It’s been a while since there has been a really good martial arts series on TV. Sure, shows like Daredevil have had brutal, visceral action and we can usually expect at least one large-scale action sequence per season of Game of Thrones and True Detective, but the martial arts genre has its own special magic. The fight choreography of films like The Matrix, Crouching Tiger Hidden Dragon, or The Grandmaster functions like a dance, telling its own story and often expressing the motivations of the characters as well as any expository dialogue could. AMC’s new martial arts series Into the Badlands has ambitions to reach that level of greatness but bogs its story and characters down in so much derivative mythology that I often found myself just waiting for something to happen in order to get the story moving again.
Set in a vaguely-defined post apocalyptic America, Into the Badlands follows Sunny (Daniel Wu, The Man With the Iron Fists) as a warrior in service to one of the five Barons who rule the Badlands. The pilot’s opening sequence shows Sunny single-handedly wiping out a group of nomadic warriors who had attacked a convoy that was headed towards his fortress. He then discovers that the group was holding a hostage, a teenage boy named M.K. (the wonderfully named Aramis Knight) who understandably isn’t all that interested in opening up to the man who had just slaughtered a half-dozen people without breaking a sweat. Knowing that there had to be a reason for the nomads to kidnap M.K. (and believing they were hired to do so by a rival Baron), Sunny takes him back to the stronghold so he can join the ranks of teenage recruits. Sunny also introduces the lad to Baron Quinn (Martin Csokas, Sons of Liberty), who runs his stronghold like a 19th-century slave plantation and delivers his dialogue as if he’s auditioning to be the next actor to play Colonel Sanders in those KFC commercials.
It’s admittedly a fun idea to turn a post apocalyptic setting into a mashup of Medival, Antebellum, and Wuxia settings, but creators Alfred Gough and Miles Millar (Smallville) and director David Dobkin (Samurai Noon, Samurai Knights) don’t really do all that much interesting with it. All of the characters are playing archetypes with Mysterious Pasts, and the land and buildings seem way too neat and tidy. I don’t demand that all characters in a post apocalyptic setting have rotting teeth and filthy clothing, but this place is so well-lit and free of dirt and grime that it barely seems lived in, let along dystopian (even the tattoos on Sunny’s back seem painted on) There is some vague dialogue about there being danger “beyond The Badlands”, but that’s the only clue we are given to some sense of danger inherent in the setting, apart from the characters themselves.

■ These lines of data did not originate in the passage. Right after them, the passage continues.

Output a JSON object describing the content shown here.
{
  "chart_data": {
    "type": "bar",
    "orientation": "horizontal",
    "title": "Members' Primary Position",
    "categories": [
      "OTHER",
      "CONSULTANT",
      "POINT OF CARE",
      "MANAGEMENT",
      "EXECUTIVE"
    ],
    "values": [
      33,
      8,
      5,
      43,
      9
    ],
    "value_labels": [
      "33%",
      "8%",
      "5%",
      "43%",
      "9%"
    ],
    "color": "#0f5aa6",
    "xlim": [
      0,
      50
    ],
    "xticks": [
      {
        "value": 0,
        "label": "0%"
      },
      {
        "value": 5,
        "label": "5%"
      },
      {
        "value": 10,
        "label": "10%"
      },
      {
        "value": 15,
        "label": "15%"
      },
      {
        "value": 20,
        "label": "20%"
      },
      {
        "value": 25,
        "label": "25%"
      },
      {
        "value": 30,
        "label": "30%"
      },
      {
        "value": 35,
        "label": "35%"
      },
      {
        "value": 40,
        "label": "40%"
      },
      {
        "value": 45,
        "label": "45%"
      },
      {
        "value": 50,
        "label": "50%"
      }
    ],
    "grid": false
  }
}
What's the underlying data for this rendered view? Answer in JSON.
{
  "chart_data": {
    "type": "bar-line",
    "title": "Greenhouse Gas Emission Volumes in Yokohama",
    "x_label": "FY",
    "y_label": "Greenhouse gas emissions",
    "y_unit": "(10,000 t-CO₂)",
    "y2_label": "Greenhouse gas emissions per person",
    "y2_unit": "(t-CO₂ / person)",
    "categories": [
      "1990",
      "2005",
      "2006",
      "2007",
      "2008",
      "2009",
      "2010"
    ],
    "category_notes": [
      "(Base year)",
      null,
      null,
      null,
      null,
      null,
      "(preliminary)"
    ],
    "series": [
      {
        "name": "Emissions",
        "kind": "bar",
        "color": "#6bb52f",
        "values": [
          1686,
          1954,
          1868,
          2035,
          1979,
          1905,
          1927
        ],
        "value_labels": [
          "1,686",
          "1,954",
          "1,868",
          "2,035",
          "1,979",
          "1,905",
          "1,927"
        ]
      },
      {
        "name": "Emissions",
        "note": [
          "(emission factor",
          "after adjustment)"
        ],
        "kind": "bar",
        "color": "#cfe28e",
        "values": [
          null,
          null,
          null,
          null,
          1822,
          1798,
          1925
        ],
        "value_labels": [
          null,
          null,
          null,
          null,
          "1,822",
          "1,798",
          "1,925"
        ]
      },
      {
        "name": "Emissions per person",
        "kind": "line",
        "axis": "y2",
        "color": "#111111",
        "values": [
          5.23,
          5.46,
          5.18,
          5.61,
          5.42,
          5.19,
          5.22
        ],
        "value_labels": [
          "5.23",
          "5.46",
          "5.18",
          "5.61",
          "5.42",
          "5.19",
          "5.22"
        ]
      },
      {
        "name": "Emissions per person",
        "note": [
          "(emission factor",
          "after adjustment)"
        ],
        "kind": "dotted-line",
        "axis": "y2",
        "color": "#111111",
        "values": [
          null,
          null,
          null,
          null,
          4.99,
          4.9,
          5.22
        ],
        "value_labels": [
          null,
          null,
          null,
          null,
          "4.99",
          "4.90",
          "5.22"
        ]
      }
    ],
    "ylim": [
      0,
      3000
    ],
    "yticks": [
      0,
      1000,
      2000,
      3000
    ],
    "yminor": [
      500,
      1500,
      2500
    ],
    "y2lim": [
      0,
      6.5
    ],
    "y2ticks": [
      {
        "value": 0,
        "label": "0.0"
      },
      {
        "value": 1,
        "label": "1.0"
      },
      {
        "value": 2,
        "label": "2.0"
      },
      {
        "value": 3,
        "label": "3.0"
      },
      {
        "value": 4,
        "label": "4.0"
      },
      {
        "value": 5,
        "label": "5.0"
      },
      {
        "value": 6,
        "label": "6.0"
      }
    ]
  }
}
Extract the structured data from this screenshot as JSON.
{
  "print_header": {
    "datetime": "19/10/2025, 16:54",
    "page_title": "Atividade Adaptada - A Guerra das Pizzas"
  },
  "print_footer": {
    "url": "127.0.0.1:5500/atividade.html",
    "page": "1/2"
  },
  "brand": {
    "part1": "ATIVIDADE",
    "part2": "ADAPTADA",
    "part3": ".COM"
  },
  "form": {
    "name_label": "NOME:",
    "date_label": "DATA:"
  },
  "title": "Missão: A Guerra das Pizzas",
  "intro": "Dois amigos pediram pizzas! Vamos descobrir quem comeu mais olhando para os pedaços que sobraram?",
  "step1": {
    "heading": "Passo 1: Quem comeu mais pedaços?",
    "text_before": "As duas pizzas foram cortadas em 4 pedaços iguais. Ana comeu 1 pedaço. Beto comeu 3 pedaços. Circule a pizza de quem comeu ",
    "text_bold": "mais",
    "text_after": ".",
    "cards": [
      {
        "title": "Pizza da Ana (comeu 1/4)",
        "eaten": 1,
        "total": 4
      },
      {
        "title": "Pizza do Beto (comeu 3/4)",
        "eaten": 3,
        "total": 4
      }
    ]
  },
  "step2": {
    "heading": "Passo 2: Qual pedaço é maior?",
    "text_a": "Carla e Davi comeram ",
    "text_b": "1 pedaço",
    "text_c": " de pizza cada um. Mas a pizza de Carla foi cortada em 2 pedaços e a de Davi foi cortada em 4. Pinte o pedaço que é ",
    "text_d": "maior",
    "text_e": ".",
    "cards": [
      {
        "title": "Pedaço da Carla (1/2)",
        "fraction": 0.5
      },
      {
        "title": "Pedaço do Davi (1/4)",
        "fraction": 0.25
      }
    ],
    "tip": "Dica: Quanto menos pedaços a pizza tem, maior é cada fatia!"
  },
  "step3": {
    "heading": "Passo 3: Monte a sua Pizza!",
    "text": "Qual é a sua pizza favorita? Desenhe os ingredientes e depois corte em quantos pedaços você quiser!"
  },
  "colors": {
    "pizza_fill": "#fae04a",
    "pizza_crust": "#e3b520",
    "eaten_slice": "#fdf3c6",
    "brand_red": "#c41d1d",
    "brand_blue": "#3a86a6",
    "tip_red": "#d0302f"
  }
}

That said, the conflicts between the characters are defined and implied well enough to make it pretty fun to try and figure out where their loyalties lie. Quinn’s major rival is The Widow (Emily Beecham, 28 Weeks Later), who controls The Badlands’ oil production, which Quinn needs to be able to fuel his own plantation. The power dynamic between the Barons is something I hope to see more of in future episodes, as they all appear to be controlling a different, essential part of life and as such are in a forced and uneasy alliance. The idea behind that is more interesting to me than the fraying loyalty of Quinn’s son (Oliver Stark) and the tension between his wives (Orla Brady and Sarah Bolger). Sunny and H.K. both have motivations of their own as well, of escaping to a city beyond the Badlands that they have vague memories of, but little idea of how to find it.
Daniel Wu makes for a charismatic and appealing hero, even when he’s saddled with clichéd dialogue, and he’s more than up to the task of the action sequences. While the opening sequence is almost cartoony in how easily Sunny is shown to be able to dislocate limbs and break necks, a sword fight in a rainy city street later in the episode has a much greater feeling of beauty and danger (even if it is blatantly derivative of The Grandmaster). Aramis Knight also does a good job of giving personality to his character, even if he hasn’t yet received much shading beyond being a living MacGuffin as of yet. Beecham and Bolger also make strong impressions even though, again, they did not have a whole lot to do in this episode.
Of course, it’s a common curse of TV pilots that they often have to spend so much time establishing the story and characters that there’s not always time to create forward momentum. Hopefully, future episodes of Into the Badlands find a way to transcend the derivative nature of the setting and characters. Daniel Wu and impressive fight choreography can only carry it so far.